In their experiment, the scientists alternately deposited gold nanoparticles and a dithiol molecule onto glass surfaces and characterized them with UV-visible spectroscopy, atomic force microscopy and surface-enhanced Raman scattering. Using a spectrometer from Varian Inc. of Lexington, Mass., they examined the gold nanoparticle-coated glass slides in air and in water at a resolution of 2 nm. At a rate of 333 nm/min, they scanned a range of wavelengths from 400 to 900 nm. Then they studied the slides with an atomic force microscope and noncontact silicon microscope tips, both from Veeco Instruments Inc. Finally, they added oxazine 720 dye to probe the array with a Raman spectrometer from Renishaw.

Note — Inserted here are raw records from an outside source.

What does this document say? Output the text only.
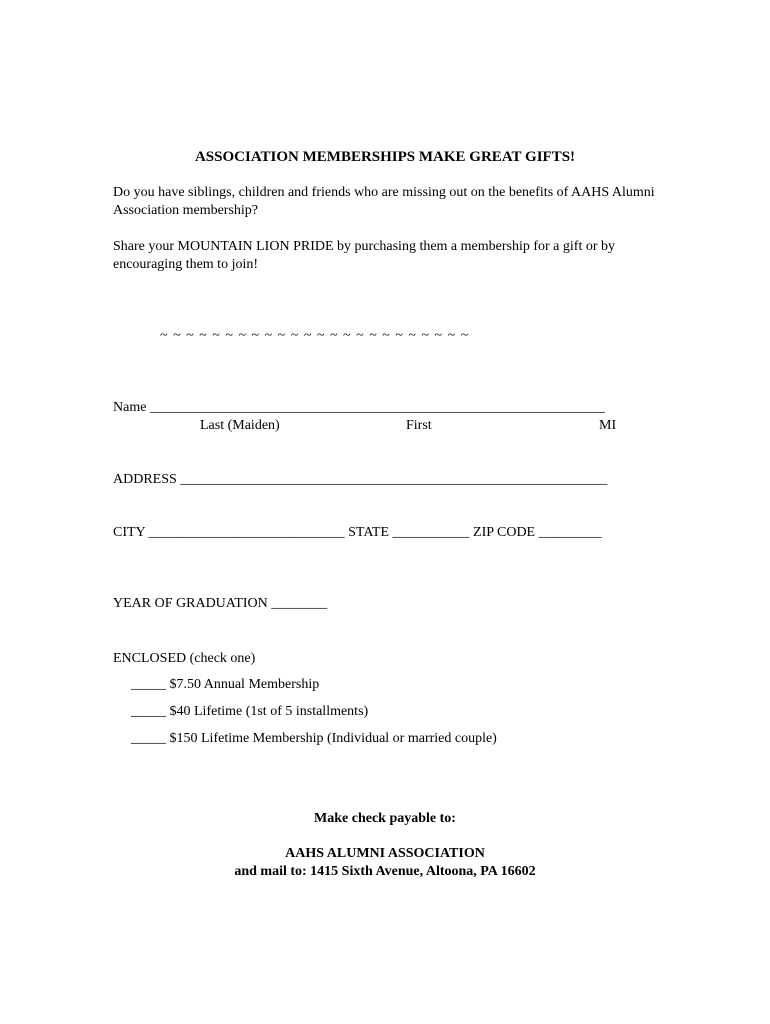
ASSOCIATION MEMBERSHIPS MAKE GREAT GIFTS!
Do you have siblings, children and friends who are missing out on the benefits of AAHS Alumni Association membership?
Share your MOUNTAIN LION PRIDE by purchasing them a membership for a gift or by encouraging them to join!
~ ~ ~ ~ ~ ~ ~ ~ ~ ~ ~ ~ ~ ~ ~ ~ ~ ~ ~ ~ ~ ~ ~ ~
Name _________________________________________________________________
Last (Maiden)	First	MI
ADDRESS _____________________________________________________________
CITY ____________________________ STATE ___________ ZIP CODE _________
YEAR OF GRADUATION ________
ENCLOSED (check one)
_____ $7.50 Annual Membership
_____ $40 Lifetime (1st of 5 installments)
_____ $150 Lifetime Membership (Individual or married couple)
Make check payable to:
AAHS ALUMNI ASSOCIATION
and mail to: 1415 Sixth Avenue, Altoona, PA 16602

As reported in the Oct. 10 issue of Langmuir, the spectra became more redshifted with increasing amounts of nanoparticles, and atomic force microscopy showed structures that progressively grew with nanoparticle deposition. Those results suggest that the nanoparticles became more aggregated with increasing nanoparticle deposition.

For surface-enhanced Raman scattering measurements at 632 and 785 nm, nine and 13 nanoparticle depositions, respectively, exhibited a maximally enhanced signal. The signal increased to 100 times that of a single deposition, but the surface area increased only 20 percent, as measured by atomic force microscopy.

The researchers concluded that varying the number of depositions could enable maximum enhancement at various excitation wavelengths. It also could permit the creation of an array that produces various wavelengths that represent different cellular information.